One basic consideration is the connection type. All the printers in our chart have at least a parallel port for connecting to PCs. If you have a Mac, a USB printer, like the Hewlett-Packard HP DeskJet 970Cxi, is your best bet. The Xerox DocuPrint C20 has an optional serial-port adaptor available for older Mac systems. For newer PCs equipped with USB ports, a USB connection is often preferable to parallel for ease of use and faster speeds.

A wide-format printer, such as the Epson Stylus Photo 1270, can accommodate prints of up to 13 by 19 inches as well as banners on special banner paper. This is handy for making large brochures, 11-by-14-inch prints and small posters. If you don't think you'll need that much space, you can save by. buying a letter- and legal-sized printer like the Epson Stylus Photo 870.
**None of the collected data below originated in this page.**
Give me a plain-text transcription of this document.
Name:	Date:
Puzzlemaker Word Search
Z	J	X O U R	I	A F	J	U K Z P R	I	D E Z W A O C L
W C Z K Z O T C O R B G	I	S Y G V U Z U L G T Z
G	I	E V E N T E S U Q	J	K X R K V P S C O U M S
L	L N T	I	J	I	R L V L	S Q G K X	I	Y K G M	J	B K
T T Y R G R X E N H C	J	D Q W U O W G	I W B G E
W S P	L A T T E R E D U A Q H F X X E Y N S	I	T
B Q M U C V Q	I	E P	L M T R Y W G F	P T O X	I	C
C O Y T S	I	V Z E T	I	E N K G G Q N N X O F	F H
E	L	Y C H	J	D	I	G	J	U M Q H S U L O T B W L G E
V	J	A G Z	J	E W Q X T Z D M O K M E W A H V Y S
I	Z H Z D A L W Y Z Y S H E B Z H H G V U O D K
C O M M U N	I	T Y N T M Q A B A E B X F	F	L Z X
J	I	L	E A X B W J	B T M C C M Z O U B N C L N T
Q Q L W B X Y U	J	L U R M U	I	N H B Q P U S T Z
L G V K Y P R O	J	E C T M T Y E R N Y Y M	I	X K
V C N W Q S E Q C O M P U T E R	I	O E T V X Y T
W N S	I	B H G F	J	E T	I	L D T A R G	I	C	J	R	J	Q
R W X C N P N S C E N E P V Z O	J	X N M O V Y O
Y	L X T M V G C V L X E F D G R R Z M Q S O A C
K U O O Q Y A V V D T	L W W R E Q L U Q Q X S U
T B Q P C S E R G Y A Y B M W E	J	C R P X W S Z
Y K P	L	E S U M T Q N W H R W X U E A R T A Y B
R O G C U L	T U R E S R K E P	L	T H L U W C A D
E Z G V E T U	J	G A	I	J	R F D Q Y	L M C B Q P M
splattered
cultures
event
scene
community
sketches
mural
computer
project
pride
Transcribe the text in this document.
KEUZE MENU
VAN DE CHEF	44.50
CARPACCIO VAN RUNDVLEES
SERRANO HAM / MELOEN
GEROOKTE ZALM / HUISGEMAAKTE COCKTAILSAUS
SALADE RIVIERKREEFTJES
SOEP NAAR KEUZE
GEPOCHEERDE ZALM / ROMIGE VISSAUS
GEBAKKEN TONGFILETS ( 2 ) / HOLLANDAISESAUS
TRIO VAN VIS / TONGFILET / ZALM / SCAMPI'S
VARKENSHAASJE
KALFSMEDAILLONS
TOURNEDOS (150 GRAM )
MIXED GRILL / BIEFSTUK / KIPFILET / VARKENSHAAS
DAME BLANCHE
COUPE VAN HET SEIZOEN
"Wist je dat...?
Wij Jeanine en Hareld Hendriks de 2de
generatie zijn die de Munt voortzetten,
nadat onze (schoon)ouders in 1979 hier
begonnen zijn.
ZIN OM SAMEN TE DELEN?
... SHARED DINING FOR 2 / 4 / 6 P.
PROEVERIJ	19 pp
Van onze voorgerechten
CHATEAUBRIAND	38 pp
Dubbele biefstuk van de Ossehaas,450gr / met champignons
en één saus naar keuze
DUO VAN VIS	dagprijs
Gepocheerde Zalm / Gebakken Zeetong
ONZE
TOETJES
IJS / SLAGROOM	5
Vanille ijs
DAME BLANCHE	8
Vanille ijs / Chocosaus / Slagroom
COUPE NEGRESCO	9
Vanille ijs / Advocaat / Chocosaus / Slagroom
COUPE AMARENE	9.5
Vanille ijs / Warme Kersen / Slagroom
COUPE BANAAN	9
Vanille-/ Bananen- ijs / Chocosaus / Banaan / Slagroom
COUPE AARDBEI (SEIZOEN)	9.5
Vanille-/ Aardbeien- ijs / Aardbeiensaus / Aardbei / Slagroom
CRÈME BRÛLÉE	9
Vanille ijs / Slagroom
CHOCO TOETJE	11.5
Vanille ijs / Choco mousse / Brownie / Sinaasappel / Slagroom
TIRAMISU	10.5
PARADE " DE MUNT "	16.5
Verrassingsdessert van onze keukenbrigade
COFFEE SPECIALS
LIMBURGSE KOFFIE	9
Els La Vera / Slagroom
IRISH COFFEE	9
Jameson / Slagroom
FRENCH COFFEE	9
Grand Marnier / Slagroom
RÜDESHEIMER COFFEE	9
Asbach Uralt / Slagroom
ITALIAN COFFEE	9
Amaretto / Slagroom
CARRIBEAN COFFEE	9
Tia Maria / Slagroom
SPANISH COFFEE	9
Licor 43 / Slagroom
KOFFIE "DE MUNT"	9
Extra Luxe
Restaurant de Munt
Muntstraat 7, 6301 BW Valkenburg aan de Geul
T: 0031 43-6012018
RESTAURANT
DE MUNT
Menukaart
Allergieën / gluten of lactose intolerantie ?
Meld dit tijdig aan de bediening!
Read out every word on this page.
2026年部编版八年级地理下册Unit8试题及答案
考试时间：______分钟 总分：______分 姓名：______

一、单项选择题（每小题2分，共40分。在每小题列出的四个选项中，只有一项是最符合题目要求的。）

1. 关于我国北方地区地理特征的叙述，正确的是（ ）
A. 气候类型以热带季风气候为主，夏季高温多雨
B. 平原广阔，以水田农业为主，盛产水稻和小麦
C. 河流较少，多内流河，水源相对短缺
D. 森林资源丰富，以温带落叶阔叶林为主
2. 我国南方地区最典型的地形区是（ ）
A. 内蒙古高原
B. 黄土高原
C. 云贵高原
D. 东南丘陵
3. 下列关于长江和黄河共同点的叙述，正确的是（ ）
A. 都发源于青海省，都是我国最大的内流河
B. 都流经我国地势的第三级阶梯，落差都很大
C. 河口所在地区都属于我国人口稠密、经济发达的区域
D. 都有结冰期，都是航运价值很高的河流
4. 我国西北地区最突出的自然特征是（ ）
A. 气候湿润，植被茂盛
One of the highest-priced printers on our list, the Xerox DocuPrint C20 has an optional external Ethernet-networking adaptor ($220) available. Unless it's a necessity for your setup, though, networking is usually best left to laser printers. The high volume demands placed on a networked printer will overtax most inkjets and force an even larger investment in expensive consumables. If you're going to network an inkjet, however, you'll want to look for one with a high monthly volume. The Xerox, for example, lists a monthly duty cycle of 5,000 pages--pretty hefty for an inkjet.

Speed is another big consideration--just be wary of manufacturers' pages-per-minute claims. Actual speeds can vary greatly with the amount of page coverage, type of connection and type of file being printed.